LES PLACARDS / Episode 51
- Sérieusement ?
- Très !
- Je n'y crois pas, ce n'est pas possible !
- Et pourquoi pas ?
- Parce que cela ne tient pas debout. Tes arguments ne sont pas recevables.
- Je ne vois pas pourquoi ? Ils ne sont pas compliqués à comprendre pourtant.
- Cela n'a rien à voir avec le fait que ce soit compliqué ou pas ! C'est littéralement angoissant et improductif au possible.
- C'est assez radical je le conçois.
- Mais du coup tu espères quoi ?
- Le chaos total !
- Ça ne veut rien dire, le chaos total . Tu veux la fin du monde, c'est cela ?
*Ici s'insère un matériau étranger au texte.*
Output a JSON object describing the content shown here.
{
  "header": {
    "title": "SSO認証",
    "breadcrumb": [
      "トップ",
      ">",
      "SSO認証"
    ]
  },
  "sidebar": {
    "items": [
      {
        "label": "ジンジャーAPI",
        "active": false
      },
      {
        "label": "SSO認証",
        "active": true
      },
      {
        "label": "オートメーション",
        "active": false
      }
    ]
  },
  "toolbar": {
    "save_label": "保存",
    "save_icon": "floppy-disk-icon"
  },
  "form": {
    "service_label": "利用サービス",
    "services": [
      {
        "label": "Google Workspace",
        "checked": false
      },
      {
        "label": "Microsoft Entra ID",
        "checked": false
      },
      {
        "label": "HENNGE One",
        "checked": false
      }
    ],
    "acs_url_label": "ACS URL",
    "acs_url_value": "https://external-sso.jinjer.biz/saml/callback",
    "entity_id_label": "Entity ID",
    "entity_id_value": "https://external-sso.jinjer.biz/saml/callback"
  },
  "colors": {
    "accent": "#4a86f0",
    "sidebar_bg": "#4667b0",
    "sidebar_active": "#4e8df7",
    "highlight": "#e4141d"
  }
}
- Pas du monde, il ne nous a rien fait le monde, mais de nous toutes et tous.
- Et tu penses sincèrement que la fin de l'humanité va arriver, en restant dans ton placard à ne plus rien faire de toutes tes journées ? Tu penses sincèrement que le chaos dont tu rêves tant n'a pas besoin d'un petit coup de pouce de ta part ? Que tu prennes part à l'action ?
- Exactement, personne n'a besoin de moi dans ce processus inexorable. Je me suis fait un potager et j'y ai fait pousser de la beuh aussi. Je suis en total autonomie, enfin presque et mon impact carbone est quasi nul. Pour la beuh, tu devrais essayer, c'est un bon remède contre les angoisses.
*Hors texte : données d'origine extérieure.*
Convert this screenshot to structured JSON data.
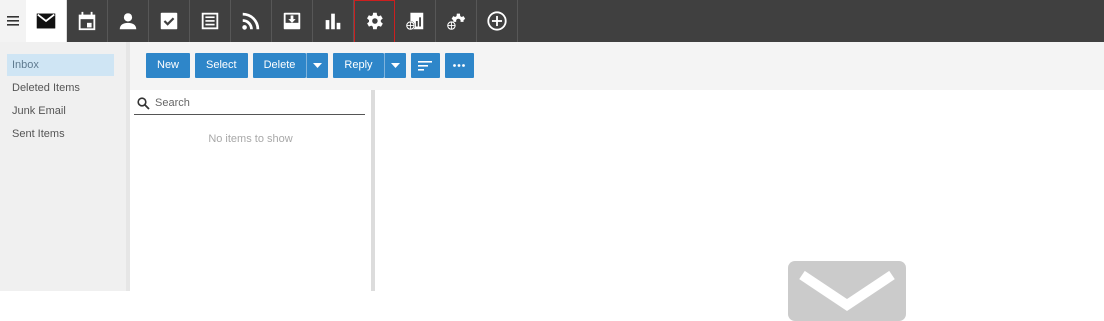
{
  "topbar": {
    "menu_icon": "hamburger-icon",
    "apps": [
      {
        "icon": "mail-icon",
        "active": true
      },
      {
        "icon": "calendar-icon"
      },
      {
        "icon": "contacts-icon"
      },
      {
        "icon": "tasks-icon"
      },
      {
        "icon": "notes-icon"
      },
      {
        "icon": "rss-icon"
      },
      {
        "icon": "inbox-tray-icon"
      },
      {
        "icon": "bar-chart-icon"
      },
      {
        "icon": "settings-gear-icon",
        "highlighted": true
      },
      {
        "icon": "web-report-icon"
      },
      {
        "icon": "web-settings-icon"
      },
      {
        "icon": "add-circle-icon"
      }
    ]
  },
  "sidebar": {
    "folders": [
      {
        "label": "Inbox",
        "selected": true
      },
      {
        "label": "Deleted Items"
      },
      {
        "label": "Junk Email"
      },
      {
        "label": "Sent Items"
      }
    ]
  },
  "toolbar": {
    "new_label": "New",
    "select_label": "Select",
    "delete_label": "Delete",
    "reply_label": "Reply",
    "sort_icon": "sort-icon",
    "more_icon": "more-icon"
  },
  "list": {
    "search_placeholder": "Search",
    "empty_text": "No items to show"
  },
  "reading_pane": {
    "placeholder_icon": "envelope-icon"
  },
  "colors": {
    "topbar": "#404040",
    "accent": "#2e86c9",
    "selected_folder": "#cfe5f4",
    "highlight_border": "#cc1f1f"
  }
}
- T'as pété une durite ou quoi ?
- J'adore quand tu deviens un peu vulgaire. Cela m'émeut en fait.
- T'es débile ou quoi ?
- Si tu veux, moi je dirais plutôt que je suis réaliste.
- Réaliste ? De quoi ? Comment ?
- On court tout droit à notre perte, pourquoi se mettre la rate au court bouillon ? De toute façon nous sommes une espèce plus que nocive et apparemment irrécupérable. C'est pas faute de crier au loup depuis des années. Mais personne n'entend ou ne veut entendre. On continue les même conneries sans fin et ces dernières années on a fait très fort, on les empire. Et bien voilà, il est là le Loup, prêt à nous bouffer tout crus. Et tout compte fait je crois qu'il a raison ... Il n'y a rien à sauver.
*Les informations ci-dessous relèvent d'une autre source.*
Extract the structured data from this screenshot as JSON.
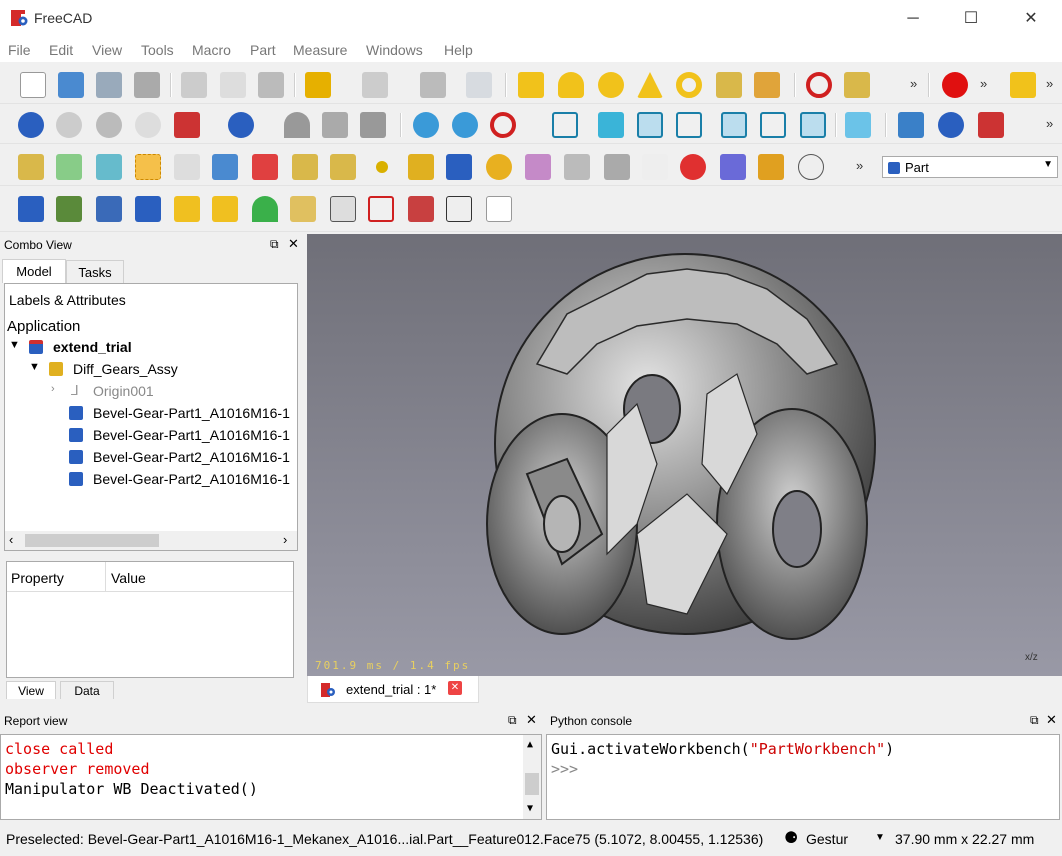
{
  "app": {
    "title": "FreeCAD"
  },
  "menu": [
    "File",
    "Edit",
    "View",
    "Tools",
    "Macro",
    "Part",
    "Measure",
    "Windows",
    "Help"
  ],
  "toolbar": {
    "workbench_selector": "Part",
    "overflow": "»"
  },
  "combo_view": {
    "title": "Combo View",
    "tabs": [
      "Model",
      "Tasks"
    ],
    "labels_header": "Labels & Attributes",
    "application_label": "Application",
    "tree": {
      "document": "extend_trial",
      "assembly": "Diff_Gears_Assy",
      "origin": "Origin001",
      "parts": [
        "Bevel-Gear-Part1_A1016M16-1",
        "Bevel-Gear-Part1_A1016M16-1",
        "Bevel-Gear-Part2_A1016M16-1",
        "Bevel-Gear-Part2_A1016M16-1"
      ]
    },
    "property_columns": [
      "Property",
      "Value"
    ],
    "bottom_tabs": [
      "View",
      "Data"
    ]
  },
  "viewport": {
    "fps": "701.9 ms / 1.4 fps",
    "axis": "x/z",
    "doc_tab": "extend_trial : 1*"
  },
  "report_view": {
    "title": "Report view",
    "lines": [
      "close called",
      "observer removed",
      "Manipulator WB Deactivated()"
    ],
    "colors": [
      "#e00000",
      "#e00000",
      "#000000"
    ]
  },
  "python_console": {
    "title": "Python console",
    "prefix": "Gui.activateWorkbench(",
    "string": "\"PartWorkbench\"",
    "suffix": ")",
    "prompt": ">>>"
  },
  "status": {
    "preselected": "Preselected: Bevel-Gear-Part1_A1016M16-1_Mekanex_A1016...ial.Part__Feature012.Face75 (5.1072, 8.00455, 1.12536)",
    "nav_style": "Gestur",
    "dimensions": "37.90 mm x 22.27 mm"
  },
  "colors": {
    "accent": "#1e6fd0",
    "error": "#e00000",
    "string": "#cc0000"
  }
}
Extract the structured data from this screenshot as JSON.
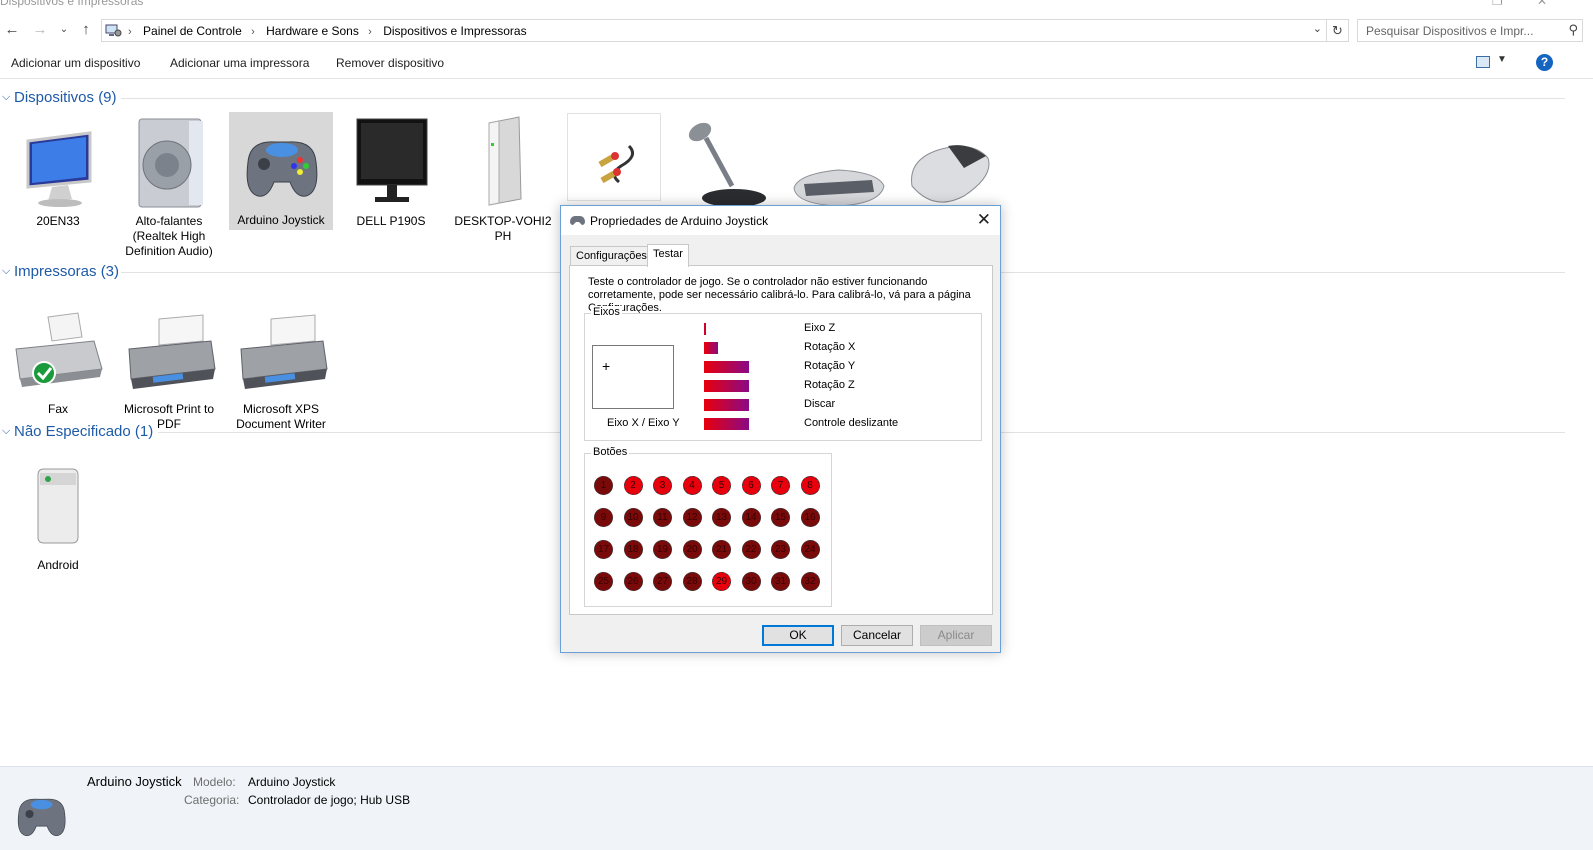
{
  "window": {
    "title": "Dispositivos e Impressoras"
  },
  "address": {
    "crumbs": [
      "Painel de Controle",
      "Hardware e Sons",
      "Dispositivos e Impressoras"
    ],
    "search_placeholder": "Pesquisar Dispositivos e Impr..."
  },
  "commands": {
    "add_device": "Adicionar um dispositivo",
    "add_printer": "Adicionar uma impressora",
    "remove_device": "Remover dispositivo",
    "help": "?"
  },
  "groups": {
    "devices": {
      "title": "Dispositivos (9)",
      "items": [
        "20EN33",
        "Alto-falantes (Realtek High Definition Audio)",
        "Arduino Joystick",
        "DELL P190S",
        "DESKTOP-VOHI2 PH"
      ]
    },
    "printers": {
      "title": "Impressoras (3)",
      "items": [
        "Fax",
        "Microsoft Print to PDF",
        "Microsoft XPS Document Writer"
      ]
    },
    "unspecified": {
      "title": "Não Especificado (1)",
      "items": [
        "Android"
      ]
    }
  },
  "details": {
    "name": "Arduino Joystick",
    "model_key": "Modelo:",
    "model_val": "Arduino Joystick",
    "category_key": "Categoria:",
    "category_val": "Controlador de jogo; Hub USB"
  },
  "dialog": {
    "title": "Propriedades de Arduino Joystick",
    "tabs": [
      "Configurações",
      "Testar"
    ],
    "active_tab": "Testar",
    "description": "Teste o controlador de jogo. Se o controlador não estiver funcionando corretamente, pode ser necessário calibrá-lo. Para calibrá-lo, vá para a página Configurações.",
    "axes_legend": "Eixos",
    "xy_label": "Eixo X / Eixo Y",
    "axes": [
      {
        "name": "Eixo Z",
        "level": 0.04
      },
      {
        "name": "Rotação X",
        "level": 0.3
      },
      {
        "name": "Rotação Y",
        "level": 1.0
      },
      {
        "name": "Rotação Z",
        "level": 1.0
      },
      {
        "name": "Discar",
        "level": 1.0
      },
      {
        "name": "Controle deslizante",
        "level": 1.0
      }
    ],
    "buttons_legend": "Botões",
    "buttons": [
      {
        "n": "1",
        "on": false
      },
      {
        "n": "2",
        "on": true
      },
      {
        "n": "3",
        "on": true
      },
      {
        "n": "4",
        "on": true
      },
      {
        "n": "5",
        "on": true
      },
      {
        "n": "6",
        "on": true
      },
      {
        "n": "7",
        "on": true
      },
      {
        "n": "8",
        "on": true
      },
      {
        "n": "9",
        "on": false
      },
      {
        "n": "10",
        "on": false
      },
      {
        "n": "11",
        "on": false
      },
      {
        "n": "12",
        "on": false
      },
      {
        "n": "13",
        "on": false
      },
      {
        "n": "14",
        "on": false
      },
      {
        "n": "15",
        "on": false
      },
      {
        "n": "16",
        "on": false
      },
      {
        "n": "17",
        "on": false
      },
      {
        "n": "18",
        "on": false
      },
      {
        "n": "19",
        "on": false
      },
      {
        "n": "20",
        "on": false
      },
      {
        "n": "21",
        "on": false
      },
      {
        "n": "22",
        "on": false
      },
      {
        "n": "23",
        "on": false
      },
      {
        "n": "24",
        "on": false
      },
      {
        "n": "25",
        "on": false
      },
      {
        "n": "26",
        "on": false
      },
      {
        "n": "27",
        "on": false
      },
      {
        "n": "28",
        "on": false
      },
      {
        "n": "29",
        "on": true
      },
      {
        "n": "30",
        "on": false
      },
      {
        "n": "31",
        "on": false
      },
      {
        "n": "32",
        "on": false
      }
    ],
    "ok": "OK",
    "cancel": "Cancelar",
    "apply": "Aplicar"
  },
  "colors": {
    "group_header": "#1e5aa8",
    "button_on": "#e8000c",
    "button_off": "#7a0a0a"
  }
}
- Ça ne c'est pas arranger en fait depuis la dernière fois. Je ne devrais pas te laisser aussi longtemps sans voir personne.
- Tu as ta vie. Tu l'aimes active. Je ne t'en veux pas. Qu'est ce que tu fais ? Ola ! T'as pas le droit ! Putain, mais lâche moi ! Tu me fais mal !
- C'est toi qui dois lâcher ! Lâche ce placard de merde je te dis !
- Tu rêves ! T'as pas la force de me sortir de là ! J'y suis, j'y reste, c'est un bel endroit pour y attendre le chaos.
- Tu crois ça ? Tu ne veux vraiment pas sortir de ton trou ?
- J'y suis très bien. Je m'emmerde un peu parfois, mais c'est pas bien grave.
- Très bien ! Je vais y foutre le feu à ton placard !
- Tu n'oseras pas ?
- Un peu que je vais oser !
- Tu oserais me faire brûler comme un méchoui dans mon placard ?
- Tu devras sortir, voilà tout.
- N'y compte pas.
- Tu bluffes !
- Tu le penses vraiment ?
- Tu me fais chier !
- J'adore quand tu es vulgaire. Ça m'émeut.
- Tu l'as déjà dit. Tu penses vraiment qu'il est trop tard pour changer le monde ?
- On a déjà tellement essayer, on a même réussi, un peu, parfois, mais cela ne tient pas, l'utopie ne tient pas ... Nous sommes de vrais rouleaux compresseurs de rêves, des tueurs, de tout, en puissance.
- C'est angoissant au possible. Je ne pensais pas que tu t'assombrirais autant un jour. De nous deux, c'était toi le soleil.
- Je sais c'est désolant. Tu veux fumer un peu ?
- Je sais pas. Ça n'a pas l'air de t'aider vraiment.
- Ça m'apaise et distant le temps. C'est pas inintéressant.
- Tu sais qu'on vote aujourd'hui, pour les législatives ?
- Oui, tu me l'as déjà dit tout à l'heure...
Le 12 juin 2022. Juste comme une loupe un peu déformante de mes discussions avec mon fils de 19 ans. Dans la vie c'est lui le plus jeune et le plus pessimiste... Dans Les placards c'est la-le plus âgé-e qui baisse les bras et ne crois plus à nos combats. Pour Léo c'est le monde qui est en déroute, c'est sur la terre entière que cela se passe et du coup nos actions territoriales lui semblent dérisoire vu l'urgence mondiale . Cela provoque de fortes discussions très animées. Lumineuses salutations.